I wake to the warmth of the dog next to my back and the weight of the two cats on my legs. Jenny, the dog, rarely leaves my side. She follows me room to room day and night. The cats, Cleo and Niles, sleep all day, prowl through the house half the night, but always end up by morning on my bed.
It’s comforting and somehow reassuring to wake surrounded by the animals. They’re my family. My teachers. My saviors. What would I do without them? They are always there. No ceiling on their love or acceptance. They make no promises, but they deliver so much. I am truly grateful to have them in my life.
A familiar sound. Like Ken at his desk in his office. Opening a drawer. Sifting through papers. I picture him. Facing his desktop. Hands on the keyboard. The green gooseneck lamp casting a warm light across his hands.
How many mornings did I wake finding him there? Not yet gone to bed.
What is it this morning? Where is it coming from?

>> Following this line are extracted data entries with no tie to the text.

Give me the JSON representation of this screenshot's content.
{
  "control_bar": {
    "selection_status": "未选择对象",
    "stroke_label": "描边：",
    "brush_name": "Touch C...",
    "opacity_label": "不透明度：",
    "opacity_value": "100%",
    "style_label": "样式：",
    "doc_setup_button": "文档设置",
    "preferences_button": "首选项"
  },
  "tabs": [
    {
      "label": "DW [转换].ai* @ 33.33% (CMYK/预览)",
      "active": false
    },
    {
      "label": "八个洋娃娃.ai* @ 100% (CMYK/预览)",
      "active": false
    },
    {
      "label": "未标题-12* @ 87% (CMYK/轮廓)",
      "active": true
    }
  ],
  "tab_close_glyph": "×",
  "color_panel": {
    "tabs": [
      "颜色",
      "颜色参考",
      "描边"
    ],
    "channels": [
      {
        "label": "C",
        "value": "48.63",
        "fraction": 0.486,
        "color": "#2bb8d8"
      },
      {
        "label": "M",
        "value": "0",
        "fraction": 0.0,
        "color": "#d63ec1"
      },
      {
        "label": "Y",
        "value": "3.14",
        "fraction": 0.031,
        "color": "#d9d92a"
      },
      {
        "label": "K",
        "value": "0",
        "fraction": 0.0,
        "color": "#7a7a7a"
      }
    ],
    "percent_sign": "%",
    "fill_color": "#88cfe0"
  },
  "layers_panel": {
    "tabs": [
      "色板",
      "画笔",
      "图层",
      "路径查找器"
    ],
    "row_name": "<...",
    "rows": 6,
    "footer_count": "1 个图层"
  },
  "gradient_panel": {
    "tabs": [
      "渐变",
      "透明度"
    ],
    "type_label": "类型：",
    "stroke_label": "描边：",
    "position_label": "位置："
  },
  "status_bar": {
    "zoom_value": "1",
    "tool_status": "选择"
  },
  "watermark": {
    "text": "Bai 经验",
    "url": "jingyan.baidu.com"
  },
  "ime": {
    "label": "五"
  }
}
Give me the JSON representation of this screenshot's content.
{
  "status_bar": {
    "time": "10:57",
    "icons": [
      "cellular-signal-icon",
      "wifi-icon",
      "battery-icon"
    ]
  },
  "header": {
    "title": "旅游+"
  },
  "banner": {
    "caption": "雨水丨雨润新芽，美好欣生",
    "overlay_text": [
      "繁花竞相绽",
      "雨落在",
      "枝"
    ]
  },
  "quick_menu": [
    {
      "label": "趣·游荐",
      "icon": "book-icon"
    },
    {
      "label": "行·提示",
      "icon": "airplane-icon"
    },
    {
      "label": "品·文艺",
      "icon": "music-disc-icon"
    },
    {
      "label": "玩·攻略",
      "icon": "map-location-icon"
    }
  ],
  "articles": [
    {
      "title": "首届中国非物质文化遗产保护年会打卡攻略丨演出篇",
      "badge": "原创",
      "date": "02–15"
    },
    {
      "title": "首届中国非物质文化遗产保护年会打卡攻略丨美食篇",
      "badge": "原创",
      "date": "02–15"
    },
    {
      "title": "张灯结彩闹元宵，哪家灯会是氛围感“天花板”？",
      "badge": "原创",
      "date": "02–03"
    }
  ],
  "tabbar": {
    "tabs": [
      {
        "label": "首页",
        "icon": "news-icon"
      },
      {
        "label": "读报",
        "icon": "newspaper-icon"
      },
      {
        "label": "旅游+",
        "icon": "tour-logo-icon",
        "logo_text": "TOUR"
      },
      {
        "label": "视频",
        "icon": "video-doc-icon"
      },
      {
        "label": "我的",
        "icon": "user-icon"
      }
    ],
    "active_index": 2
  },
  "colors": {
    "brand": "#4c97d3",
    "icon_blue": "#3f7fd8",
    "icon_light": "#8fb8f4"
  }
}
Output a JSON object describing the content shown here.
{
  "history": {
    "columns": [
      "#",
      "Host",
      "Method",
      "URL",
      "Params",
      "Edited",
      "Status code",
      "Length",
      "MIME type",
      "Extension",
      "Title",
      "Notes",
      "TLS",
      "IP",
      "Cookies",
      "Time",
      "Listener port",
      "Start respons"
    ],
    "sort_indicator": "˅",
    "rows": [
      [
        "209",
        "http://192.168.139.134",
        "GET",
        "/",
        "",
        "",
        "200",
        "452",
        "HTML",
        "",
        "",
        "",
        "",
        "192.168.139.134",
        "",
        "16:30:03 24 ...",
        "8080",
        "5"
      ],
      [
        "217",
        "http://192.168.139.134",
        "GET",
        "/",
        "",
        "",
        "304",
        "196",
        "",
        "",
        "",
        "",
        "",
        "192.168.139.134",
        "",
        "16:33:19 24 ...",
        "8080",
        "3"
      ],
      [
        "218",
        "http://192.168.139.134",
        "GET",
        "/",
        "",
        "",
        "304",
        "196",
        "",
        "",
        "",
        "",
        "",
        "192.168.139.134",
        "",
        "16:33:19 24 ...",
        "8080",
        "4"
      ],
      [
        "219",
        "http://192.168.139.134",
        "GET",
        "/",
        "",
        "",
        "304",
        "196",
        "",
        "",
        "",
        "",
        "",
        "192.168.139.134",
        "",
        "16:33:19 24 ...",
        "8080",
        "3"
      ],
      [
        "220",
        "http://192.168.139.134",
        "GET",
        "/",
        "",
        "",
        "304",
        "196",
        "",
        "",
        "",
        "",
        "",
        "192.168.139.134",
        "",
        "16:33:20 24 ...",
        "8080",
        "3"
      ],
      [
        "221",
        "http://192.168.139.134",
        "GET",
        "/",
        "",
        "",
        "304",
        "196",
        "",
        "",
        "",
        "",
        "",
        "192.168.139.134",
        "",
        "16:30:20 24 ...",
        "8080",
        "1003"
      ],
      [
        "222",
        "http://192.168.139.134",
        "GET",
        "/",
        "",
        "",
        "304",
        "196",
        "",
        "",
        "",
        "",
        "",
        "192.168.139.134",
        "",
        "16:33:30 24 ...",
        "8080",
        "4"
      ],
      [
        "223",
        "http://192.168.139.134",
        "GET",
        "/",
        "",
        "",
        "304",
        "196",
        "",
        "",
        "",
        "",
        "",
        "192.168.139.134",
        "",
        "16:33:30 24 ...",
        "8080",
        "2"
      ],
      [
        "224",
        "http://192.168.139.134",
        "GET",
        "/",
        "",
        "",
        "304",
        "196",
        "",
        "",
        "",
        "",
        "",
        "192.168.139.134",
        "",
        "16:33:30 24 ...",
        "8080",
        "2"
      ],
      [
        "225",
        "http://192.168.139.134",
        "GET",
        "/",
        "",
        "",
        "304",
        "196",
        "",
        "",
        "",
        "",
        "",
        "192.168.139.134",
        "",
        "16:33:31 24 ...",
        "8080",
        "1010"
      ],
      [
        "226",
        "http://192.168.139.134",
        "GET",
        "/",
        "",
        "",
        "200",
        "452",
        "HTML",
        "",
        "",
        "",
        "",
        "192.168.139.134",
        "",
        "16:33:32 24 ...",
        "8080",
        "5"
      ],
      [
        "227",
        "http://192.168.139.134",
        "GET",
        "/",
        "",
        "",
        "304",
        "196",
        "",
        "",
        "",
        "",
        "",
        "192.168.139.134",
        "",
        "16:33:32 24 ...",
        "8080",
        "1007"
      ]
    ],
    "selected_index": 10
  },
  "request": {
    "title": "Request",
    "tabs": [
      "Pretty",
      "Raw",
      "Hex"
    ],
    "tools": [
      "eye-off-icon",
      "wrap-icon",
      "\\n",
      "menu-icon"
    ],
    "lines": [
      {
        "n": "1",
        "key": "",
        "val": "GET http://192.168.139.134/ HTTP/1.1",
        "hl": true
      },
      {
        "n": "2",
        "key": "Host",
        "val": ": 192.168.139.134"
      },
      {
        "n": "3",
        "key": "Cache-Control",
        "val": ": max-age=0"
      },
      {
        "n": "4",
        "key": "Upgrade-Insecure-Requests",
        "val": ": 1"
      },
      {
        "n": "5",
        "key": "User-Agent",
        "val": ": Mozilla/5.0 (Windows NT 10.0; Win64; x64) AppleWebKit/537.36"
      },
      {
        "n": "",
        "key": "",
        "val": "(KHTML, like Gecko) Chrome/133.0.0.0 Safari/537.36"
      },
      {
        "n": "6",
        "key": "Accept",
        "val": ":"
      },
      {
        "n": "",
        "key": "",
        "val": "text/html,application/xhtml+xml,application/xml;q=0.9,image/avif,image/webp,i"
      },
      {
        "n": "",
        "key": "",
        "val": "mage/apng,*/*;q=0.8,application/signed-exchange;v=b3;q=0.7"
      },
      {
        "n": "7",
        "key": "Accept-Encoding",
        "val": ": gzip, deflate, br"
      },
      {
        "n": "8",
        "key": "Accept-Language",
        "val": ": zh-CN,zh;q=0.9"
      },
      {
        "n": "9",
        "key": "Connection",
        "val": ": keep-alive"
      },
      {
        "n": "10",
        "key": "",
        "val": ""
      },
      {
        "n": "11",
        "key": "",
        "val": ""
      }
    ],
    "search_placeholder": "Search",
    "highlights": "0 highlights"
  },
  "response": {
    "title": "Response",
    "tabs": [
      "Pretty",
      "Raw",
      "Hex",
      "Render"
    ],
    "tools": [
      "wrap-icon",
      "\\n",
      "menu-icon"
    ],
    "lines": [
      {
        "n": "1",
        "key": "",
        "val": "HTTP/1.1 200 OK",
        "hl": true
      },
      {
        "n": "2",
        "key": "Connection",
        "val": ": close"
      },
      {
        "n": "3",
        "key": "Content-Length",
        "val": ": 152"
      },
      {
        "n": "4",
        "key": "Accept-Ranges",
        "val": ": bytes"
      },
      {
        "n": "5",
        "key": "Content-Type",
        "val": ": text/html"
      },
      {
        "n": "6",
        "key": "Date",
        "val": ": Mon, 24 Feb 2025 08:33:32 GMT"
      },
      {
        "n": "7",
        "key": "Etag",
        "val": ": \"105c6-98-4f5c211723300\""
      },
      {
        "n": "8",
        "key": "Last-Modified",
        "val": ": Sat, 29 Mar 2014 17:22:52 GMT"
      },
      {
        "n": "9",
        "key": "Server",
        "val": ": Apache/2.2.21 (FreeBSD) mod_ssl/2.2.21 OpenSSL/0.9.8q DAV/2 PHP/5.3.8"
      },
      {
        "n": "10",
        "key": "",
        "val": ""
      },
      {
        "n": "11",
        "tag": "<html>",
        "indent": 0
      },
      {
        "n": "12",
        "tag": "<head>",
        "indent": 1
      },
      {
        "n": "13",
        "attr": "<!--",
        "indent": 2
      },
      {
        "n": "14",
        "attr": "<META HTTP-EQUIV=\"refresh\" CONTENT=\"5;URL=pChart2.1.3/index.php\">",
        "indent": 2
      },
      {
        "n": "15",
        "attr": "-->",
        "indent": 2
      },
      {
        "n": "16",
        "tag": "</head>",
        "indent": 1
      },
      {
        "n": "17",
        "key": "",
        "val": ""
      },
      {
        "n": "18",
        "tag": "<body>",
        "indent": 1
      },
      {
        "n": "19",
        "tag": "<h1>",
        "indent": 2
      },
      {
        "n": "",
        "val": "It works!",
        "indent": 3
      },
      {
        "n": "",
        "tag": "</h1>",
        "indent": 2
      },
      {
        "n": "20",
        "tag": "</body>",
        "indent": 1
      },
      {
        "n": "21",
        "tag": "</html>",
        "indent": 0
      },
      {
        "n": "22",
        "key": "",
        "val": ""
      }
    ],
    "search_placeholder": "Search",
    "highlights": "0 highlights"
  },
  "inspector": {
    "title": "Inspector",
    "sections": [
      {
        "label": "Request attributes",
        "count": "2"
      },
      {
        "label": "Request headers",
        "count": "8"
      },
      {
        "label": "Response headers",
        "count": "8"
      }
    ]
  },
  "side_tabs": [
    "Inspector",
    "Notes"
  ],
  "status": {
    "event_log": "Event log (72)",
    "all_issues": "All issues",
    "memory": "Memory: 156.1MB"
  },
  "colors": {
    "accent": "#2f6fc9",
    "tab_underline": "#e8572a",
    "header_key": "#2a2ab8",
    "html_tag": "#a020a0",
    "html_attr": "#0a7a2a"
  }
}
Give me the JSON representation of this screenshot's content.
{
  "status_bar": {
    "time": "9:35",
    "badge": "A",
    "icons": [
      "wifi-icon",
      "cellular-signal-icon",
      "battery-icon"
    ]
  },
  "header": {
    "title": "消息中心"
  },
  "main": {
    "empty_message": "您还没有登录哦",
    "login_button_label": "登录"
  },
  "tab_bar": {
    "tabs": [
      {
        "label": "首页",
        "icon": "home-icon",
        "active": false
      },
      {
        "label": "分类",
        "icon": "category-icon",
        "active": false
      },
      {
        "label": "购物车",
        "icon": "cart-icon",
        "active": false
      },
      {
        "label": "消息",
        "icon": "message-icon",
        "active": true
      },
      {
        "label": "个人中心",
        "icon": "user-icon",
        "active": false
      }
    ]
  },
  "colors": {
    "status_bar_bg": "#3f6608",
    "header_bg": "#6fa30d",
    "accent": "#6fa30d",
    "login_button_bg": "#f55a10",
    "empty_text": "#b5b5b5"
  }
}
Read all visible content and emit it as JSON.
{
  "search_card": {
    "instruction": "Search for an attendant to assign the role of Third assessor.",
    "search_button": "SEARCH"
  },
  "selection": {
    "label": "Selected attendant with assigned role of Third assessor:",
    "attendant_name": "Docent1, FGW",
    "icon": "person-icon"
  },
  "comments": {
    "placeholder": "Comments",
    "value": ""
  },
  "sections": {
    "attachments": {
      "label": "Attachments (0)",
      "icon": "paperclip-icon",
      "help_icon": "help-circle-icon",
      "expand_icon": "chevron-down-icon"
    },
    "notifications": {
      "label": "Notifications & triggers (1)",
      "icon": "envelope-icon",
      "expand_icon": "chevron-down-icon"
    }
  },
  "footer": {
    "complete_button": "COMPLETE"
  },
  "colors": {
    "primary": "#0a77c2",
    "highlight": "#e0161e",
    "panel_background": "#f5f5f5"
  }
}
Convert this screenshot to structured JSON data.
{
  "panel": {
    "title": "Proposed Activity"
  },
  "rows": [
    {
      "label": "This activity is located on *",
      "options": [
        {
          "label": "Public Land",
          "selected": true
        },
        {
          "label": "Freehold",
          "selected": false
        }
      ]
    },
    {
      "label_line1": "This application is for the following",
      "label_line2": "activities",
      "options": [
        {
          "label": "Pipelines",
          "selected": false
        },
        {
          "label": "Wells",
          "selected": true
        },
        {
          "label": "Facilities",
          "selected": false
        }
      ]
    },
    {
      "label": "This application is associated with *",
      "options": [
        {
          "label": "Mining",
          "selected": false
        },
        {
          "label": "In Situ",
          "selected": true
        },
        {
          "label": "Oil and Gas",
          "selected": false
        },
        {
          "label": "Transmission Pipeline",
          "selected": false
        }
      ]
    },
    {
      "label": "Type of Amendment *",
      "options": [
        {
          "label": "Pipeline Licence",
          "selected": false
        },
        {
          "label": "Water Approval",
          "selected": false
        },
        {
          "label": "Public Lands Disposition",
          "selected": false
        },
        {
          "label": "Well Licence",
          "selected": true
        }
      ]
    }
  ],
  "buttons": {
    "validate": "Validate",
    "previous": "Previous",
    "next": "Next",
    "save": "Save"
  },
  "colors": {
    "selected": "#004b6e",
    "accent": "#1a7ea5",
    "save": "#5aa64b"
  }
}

It has to be the cats. They’ve been acting up since the day he died. Opening doors and drawers. Emptying the contents on the floor. Jumping onto furniture. Knocking things over–lamps, flower pots, telephone. It’s been nine months and Niles still sleeps in Ken’s bed during the day, worming his way underneath the covers, forming a soft mound. Sometimes Cleo walks into his room as if she’s looking for him, as if she remembers.
Nine months without Ken, fifteen years without Scott, thirteen years without John, seven years since Forrest died. Numerous other relatives and friends passing on.
Why are they gone and I’m here? Why do the seasons come and go? Over and over. Again and again. What is the purpose of it all? None of it makes any sense.